Send dask graphs sequentially to scheduler

fmi-faim / faim-ipa

A collection of Image Processing and Analysis (IPA) functions used at the Facility for Advanced Imaging and Microscopy (FAIM)

BSD 3-Clause "New" or "Revised" License

9 stars 6 forks source link

Send dask graphs sequentially to scheduler #72

Closed tibuch closed 10 months ago

tibuch commented 11 months ago

Each dask computation graph which is sent to the scheduler requires the scheduler to do some book keeping. Although this work is "small" it does not scale too well with 10'000 tasks per graph. While the scheduler is integrating a new computation graph into the current existing list of tasks, scheduling is slowed down significantly. Since we know that each computation graph belongs to a single well, we can wait until one well is fully processed before we submit the next well. This will keep the number of managed tasks to a minimum.

tibuch commented 11 months ago

With the sub-process enabled local cluster we can prepare the next computation graph while the current well is computed.
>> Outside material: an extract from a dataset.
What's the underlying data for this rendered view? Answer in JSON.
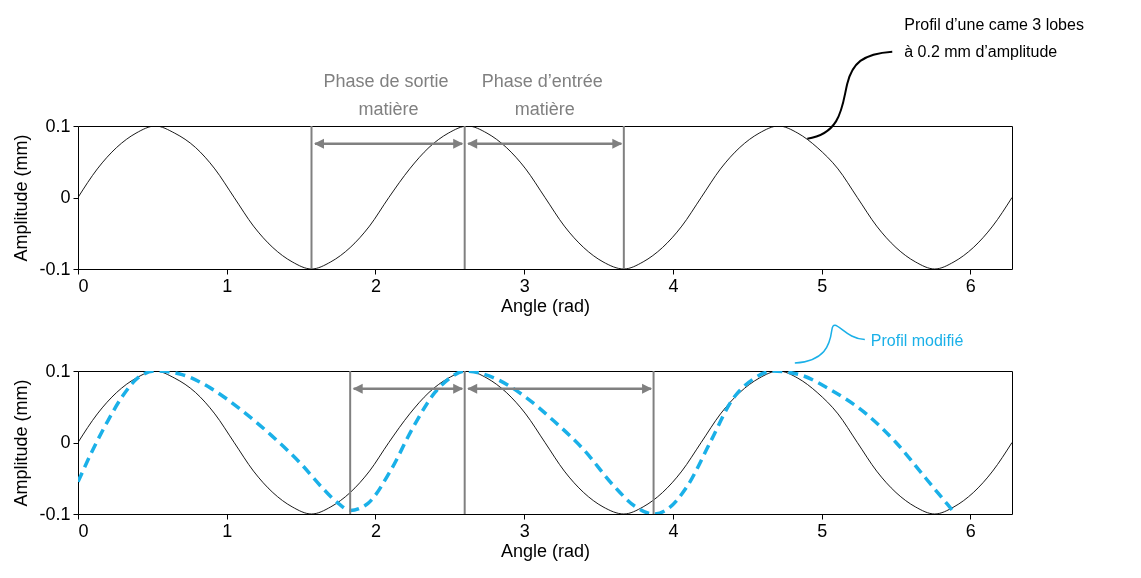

tibuch commented 10 months ago

For large acquisitions (3D with multiple fields) this is still very slow. The reason is the size of a single computation graph which can reach between 10-20MB in size. A dask warning suggests to split the problem into smaller sub-problems. In our case this would probably mean to do the stitching and binning in one step and write this result to disk without the resolution pyramid levels. These levels are computed afterwards with da.from_zarr, da.coarsen and da.to_zarr. This breaks up the large computation graph into multiple smaller ones.